Reality check needed on a US-NZ free-trade deal

"Those who claim that New Zealand will open the doors to US agricultural markets need a reality check," says Dr Bill Rosenberg, on behalf of the Action, Research and Education Network of Aotearoa (ARENA).

"The United States Congress has recently passed a ten year, $170 billion package of support for its farmers. Most of that will go to politically powerful US agribusinesses. No one should be under any illusion that the US government will not put that constituency first in negotiating any so-called ‘free trade’ deal.
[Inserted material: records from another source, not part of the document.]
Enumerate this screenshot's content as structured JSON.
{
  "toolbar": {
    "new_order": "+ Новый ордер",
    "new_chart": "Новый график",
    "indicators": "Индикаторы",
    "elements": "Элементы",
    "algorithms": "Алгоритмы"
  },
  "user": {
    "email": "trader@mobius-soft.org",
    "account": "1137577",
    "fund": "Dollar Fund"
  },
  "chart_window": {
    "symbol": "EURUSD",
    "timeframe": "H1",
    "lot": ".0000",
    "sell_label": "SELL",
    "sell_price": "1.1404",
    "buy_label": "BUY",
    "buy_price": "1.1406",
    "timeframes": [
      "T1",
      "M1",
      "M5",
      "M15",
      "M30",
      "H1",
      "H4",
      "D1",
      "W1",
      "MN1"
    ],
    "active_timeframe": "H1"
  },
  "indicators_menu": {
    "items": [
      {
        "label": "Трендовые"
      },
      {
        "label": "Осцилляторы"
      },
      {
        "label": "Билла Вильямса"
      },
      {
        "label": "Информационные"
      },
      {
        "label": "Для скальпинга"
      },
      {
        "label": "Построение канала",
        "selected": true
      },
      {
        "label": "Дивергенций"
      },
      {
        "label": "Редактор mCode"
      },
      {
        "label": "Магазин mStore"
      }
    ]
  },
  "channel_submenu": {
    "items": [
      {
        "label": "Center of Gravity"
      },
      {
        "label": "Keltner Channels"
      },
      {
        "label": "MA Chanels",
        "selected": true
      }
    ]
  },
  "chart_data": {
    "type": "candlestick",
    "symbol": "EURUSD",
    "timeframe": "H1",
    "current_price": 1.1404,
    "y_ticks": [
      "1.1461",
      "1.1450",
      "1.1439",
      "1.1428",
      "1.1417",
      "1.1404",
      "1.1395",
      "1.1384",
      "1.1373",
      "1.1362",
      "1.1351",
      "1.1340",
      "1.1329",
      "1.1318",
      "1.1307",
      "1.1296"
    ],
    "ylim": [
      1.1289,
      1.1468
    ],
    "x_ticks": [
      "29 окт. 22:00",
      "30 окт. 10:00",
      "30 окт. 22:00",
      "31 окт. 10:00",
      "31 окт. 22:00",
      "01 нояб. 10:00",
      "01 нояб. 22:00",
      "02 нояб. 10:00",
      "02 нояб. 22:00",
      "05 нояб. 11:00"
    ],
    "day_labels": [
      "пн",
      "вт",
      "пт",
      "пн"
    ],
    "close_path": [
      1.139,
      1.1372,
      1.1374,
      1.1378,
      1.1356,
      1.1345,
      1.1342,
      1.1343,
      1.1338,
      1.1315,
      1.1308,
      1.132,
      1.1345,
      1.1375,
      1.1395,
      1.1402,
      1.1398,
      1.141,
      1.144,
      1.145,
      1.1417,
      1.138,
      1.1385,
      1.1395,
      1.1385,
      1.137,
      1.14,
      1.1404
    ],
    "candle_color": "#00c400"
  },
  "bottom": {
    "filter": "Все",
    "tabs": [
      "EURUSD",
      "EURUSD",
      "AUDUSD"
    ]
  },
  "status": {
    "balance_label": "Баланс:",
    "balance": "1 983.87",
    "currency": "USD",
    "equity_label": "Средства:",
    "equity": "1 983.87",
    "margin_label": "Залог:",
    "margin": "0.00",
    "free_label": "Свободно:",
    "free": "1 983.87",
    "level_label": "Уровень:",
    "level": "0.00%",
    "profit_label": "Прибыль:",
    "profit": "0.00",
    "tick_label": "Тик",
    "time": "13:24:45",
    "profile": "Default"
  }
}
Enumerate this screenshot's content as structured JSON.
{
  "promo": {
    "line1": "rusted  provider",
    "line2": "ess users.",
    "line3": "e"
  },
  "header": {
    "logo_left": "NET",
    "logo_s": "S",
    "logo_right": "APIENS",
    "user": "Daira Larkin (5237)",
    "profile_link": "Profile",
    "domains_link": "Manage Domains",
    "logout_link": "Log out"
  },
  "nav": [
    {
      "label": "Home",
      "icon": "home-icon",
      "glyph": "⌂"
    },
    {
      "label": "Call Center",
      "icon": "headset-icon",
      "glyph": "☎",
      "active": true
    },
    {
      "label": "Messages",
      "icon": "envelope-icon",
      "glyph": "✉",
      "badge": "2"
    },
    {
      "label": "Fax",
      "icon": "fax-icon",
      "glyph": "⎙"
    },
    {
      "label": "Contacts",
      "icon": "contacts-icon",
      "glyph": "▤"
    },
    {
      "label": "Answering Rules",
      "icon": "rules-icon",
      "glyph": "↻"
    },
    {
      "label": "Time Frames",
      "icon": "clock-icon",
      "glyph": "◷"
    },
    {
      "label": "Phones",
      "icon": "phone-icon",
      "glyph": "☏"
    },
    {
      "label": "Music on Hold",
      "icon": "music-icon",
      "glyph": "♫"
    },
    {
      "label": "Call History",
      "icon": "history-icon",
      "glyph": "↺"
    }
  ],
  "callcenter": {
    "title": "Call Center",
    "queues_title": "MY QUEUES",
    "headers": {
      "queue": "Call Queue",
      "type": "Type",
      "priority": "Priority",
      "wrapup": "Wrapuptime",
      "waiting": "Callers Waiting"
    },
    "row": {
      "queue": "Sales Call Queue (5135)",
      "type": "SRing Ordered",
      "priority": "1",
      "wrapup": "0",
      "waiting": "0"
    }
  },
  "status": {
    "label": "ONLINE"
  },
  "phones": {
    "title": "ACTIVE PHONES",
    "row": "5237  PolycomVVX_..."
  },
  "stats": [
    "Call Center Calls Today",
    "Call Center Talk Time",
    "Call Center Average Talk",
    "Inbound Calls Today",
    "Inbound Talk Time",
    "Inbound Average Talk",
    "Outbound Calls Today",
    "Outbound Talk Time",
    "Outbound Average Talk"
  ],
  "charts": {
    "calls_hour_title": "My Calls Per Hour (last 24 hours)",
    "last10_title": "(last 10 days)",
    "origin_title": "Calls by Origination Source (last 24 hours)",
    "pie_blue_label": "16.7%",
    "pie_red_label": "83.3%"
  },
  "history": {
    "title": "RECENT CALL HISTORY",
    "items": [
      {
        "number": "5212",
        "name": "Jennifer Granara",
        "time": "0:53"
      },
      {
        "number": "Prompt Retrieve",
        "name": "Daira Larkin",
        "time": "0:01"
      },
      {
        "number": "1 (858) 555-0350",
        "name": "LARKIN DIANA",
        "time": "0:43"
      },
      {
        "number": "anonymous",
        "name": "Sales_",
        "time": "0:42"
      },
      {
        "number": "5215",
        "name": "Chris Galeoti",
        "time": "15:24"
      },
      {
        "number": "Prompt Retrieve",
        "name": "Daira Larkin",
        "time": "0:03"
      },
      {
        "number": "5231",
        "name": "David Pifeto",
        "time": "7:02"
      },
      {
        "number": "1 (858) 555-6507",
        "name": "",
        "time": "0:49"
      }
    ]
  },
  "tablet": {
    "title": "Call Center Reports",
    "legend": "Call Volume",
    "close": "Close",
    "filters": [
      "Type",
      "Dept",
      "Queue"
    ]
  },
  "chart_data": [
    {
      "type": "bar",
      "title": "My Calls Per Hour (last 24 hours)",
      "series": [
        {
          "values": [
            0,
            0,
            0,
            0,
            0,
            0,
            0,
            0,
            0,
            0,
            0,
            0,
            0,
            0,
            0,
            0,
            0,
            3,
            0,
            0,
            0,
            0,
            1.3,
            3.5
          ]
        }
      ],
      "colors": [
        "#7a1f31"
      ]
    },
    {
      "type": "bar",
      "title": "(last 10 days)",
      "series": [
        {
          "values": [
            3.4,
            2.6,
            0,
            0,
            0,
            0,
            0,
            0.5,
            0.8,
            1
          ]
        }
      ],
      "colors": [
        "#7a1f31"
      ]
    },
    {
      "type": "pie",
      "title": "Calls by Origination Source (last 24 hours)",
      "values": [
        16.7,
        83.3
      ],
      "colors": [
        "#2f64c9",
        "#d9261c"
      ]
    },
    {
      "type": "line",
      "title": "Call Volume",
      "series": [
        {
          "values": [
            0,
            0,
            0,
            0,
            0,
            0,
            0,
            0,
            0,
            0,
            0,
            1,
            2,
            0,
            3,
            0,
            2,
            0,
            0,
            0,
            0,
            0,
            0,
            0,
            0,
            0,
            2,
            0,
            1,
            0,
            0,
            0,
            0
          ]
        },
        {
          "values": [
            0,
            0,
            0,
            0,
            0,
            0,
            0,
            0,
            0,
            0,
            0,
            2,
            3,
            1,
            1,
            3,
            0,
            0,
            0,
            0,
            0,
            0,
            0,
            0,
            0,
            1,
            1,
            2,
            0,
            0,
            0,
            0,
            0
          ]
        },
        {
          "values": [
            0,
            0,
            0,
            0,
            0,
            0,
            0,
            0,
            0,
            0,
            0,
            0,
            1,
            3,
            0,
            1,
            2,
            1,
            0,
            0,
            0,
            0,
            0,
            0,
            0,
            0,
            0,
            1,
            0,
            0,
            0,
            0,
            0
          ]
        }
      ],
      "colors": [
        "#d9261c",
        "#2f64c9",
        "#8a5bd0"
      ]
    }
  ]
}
"We also need to ask why the US would even be interested in talking to New Zealand," Dr Rosenberg suggests. "The unconscionable trade-off of ‘guns for butter’ would only be a small part of their game plan. The US is not going to talk to New Zealand unless there are real gains for their transnational companies, especially in investment and services.

"Each year the US Trade representative publishes a hit-list of policies and laws it wants New Zealand to change. These include Overseas Investment Commission vetting of foreign investment, the Pharmac drug purchasing policy, the GM moratorium, Fonterra, other export marketing boards, and much more.

"It’s already clear from the opening gambits in negotiations with Australia that they will demand guaranteed rights for US investors. Similar provisions in the North American Free Trade Agreement (NAFTA) have forced massive compensation payments to investors where government health or environment regulations have reduced the profitability of those investments," Dr Rosenberg warned.

"Successive New Zealand governments have already left the country’s economy, infrastructure and services deeply exposed through ill-considered free trade deals. This has to stop now. If New Zealand has any hope of developing into a strong, independent nation we need to look at strengthening our own economic capacity and reserving the right to make our own laws and policies to meet our local priorities."